DeKalb Board of Education Maps: The Politics of Ridicule

House District mapThis is the map for new DeKalb County school board districts that the DeKalb County delegation passed in the Georgia House today.

Note the ridiculous ribbons here, streaming from the northern end of the county starting at I-85, splitting up south DeKalb into six linguine noodles. Note the gap between two sections of District 2, in red.

Now compare that to the map that will likely be adopted once the Georgia Senate votes on it — the current board of education election district map, minus the super districts.

The legislature mandated in 2012 that DeKalb move from a nine-person board to a seven-person board, expecting a new map to be approved by local legislation. However, legislation hasn’t appeared because the DeKalb School Board apparently couldn’t settle on a map to submit for approval with enough time to be considered. This is ominous.

So the DeKalb delegation submitted their own map. Actually, they submitted more than one. Here’s a different one that even worse.  The intent, I am told, is to use the same process that carved the House districts in DeKalb into a rainbow to make a school board map. The legislature justified the House gerrymandering redistricting in 2012 to avoid DOJ pre-clearance problems over packing black voters into districts, and in fact achieved pre-clearance with their absurd map.

I get the point. Redistricting is about the most partisan thing a legislature can do, and the string cheese House districts in DeKalb make a mockery of the concept of communities of interest. The incorporation movement in DeKalb feels like it has a racial element burbling below the surface. So, why not mock Republicans with a map that nakedly cracks north DeKalb’s more conservative voters into segments? One that would make electing a white Republican from Dunwoody in the top district a moderate challenge and any white candidate in any of the other districts virtually impossible.

The House essentially rejected this school board map by passing HB 979 earlier today, which calls for using the old map in the absence of local legislation. The map above, I am told by State Rep. Mike Jacobs, won’t pass before qualifying because there aren’t enough legislative days remaining, and probably won’t pass at all in any case.

Nonetheless, this is what the politics of ridicule look like.

This is legislation by derision.


  1. bgsmallz says:

    It’s like one of those 3D posters from the early 90s…you stare at it long enough and the words “HB 486” suddenly appear before your eyes.

    Where can we see who voted for this map? I’d love a complete rundown of which of our ‘leaders’ thought this was a good idea. It’s not really enough to say ‘delegation’ on this…they should be listed by name.

    Thanks again, George, for the write-up.

  2. Tom Taylor says:

    This was dropped this afternoon by Rep. Billy Mitchell, but signed by most of the DeKalb delegation. Those who are in opposition in addition to myself are Reps Mike Jacobs, Mary Margaret Oliver and Scott Holcomb.

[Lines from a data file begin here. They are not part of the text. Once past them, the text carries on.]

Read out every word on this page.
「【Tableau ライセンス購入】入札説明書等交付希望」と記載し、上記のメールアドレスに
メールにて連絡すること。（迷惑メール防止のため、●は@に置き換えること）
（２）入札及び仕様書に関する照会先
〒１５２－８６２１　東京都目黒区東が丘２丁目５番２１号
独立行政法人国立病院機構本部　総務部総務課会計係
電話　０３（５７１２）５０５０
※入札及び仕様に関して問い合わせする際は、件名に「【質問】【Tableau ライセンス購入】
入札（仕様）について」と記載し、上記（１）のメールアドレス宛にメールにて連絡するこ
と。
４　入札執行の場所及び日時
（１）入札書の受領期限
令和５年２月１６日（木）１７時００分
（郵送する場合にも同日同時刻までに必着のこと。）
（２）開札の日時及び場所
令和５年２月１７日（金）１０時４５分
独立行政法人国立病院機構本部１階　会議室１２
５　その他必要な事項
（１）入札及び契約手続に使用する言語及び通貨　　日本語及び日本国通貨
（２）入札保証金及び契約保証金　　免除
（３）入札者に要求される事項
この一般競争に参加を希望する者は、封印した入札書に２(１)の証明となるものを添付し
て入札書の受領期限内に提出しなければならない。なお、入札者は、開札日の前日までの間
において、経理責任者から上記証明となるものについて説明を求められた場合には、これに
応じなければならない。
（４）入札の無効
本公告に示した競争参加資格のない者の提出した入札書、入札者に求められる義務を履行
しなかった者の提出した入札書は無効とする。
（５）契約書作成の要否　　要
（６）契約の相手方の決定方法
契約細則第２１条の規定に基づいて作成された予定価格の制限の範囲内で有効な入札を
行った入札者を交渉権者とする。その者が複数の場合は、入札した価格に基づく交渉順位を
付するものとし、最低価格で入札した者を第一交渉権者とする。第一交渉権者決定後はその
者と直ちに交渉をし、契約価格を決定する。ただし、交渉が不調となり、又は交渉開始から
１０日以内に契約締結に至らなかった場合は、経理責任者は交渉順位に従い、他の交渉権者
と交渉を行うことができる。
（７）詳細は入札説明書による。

    Blatant attempt at the 11th hour to construct districts to elect specific folks, including some removed by the Governor last year.

  3. Tom Taylor says:

    And George, just for clarification, it is DOJ and not FBI that pre-cleared the 2011 redistricting based on the 2010 Census under the Voting Rights Act.

  4. Dave Bearse says:

    The DeKalb County school board seats up for election at the May primary continues under the radar of 90% of the electorate. An inadequately unresponsive county government spawned the municipalization of north DeKalb—it’s a done deal—it’s only a matter of time and details.

    The utter nonsense of the map above feeds efforts to likewise fragment DCS, with perhaps a different wrinkle, DOJ attention.

    I think significant change to DCS will occur after muncipalization is complete, but the magnitude and details have yet to be determined. Those paying attention are aware of efforts underway to form new school districts, but change could be more limited, such as realigning cluster boundaries with municipal limits, or charter clusters.

    The County band plays on.

    I’ve complained about the travesty of General Assembly House Districts in DeKalb, but I’ll turn a deaf ear to those that supported the map above complaining of House District maps.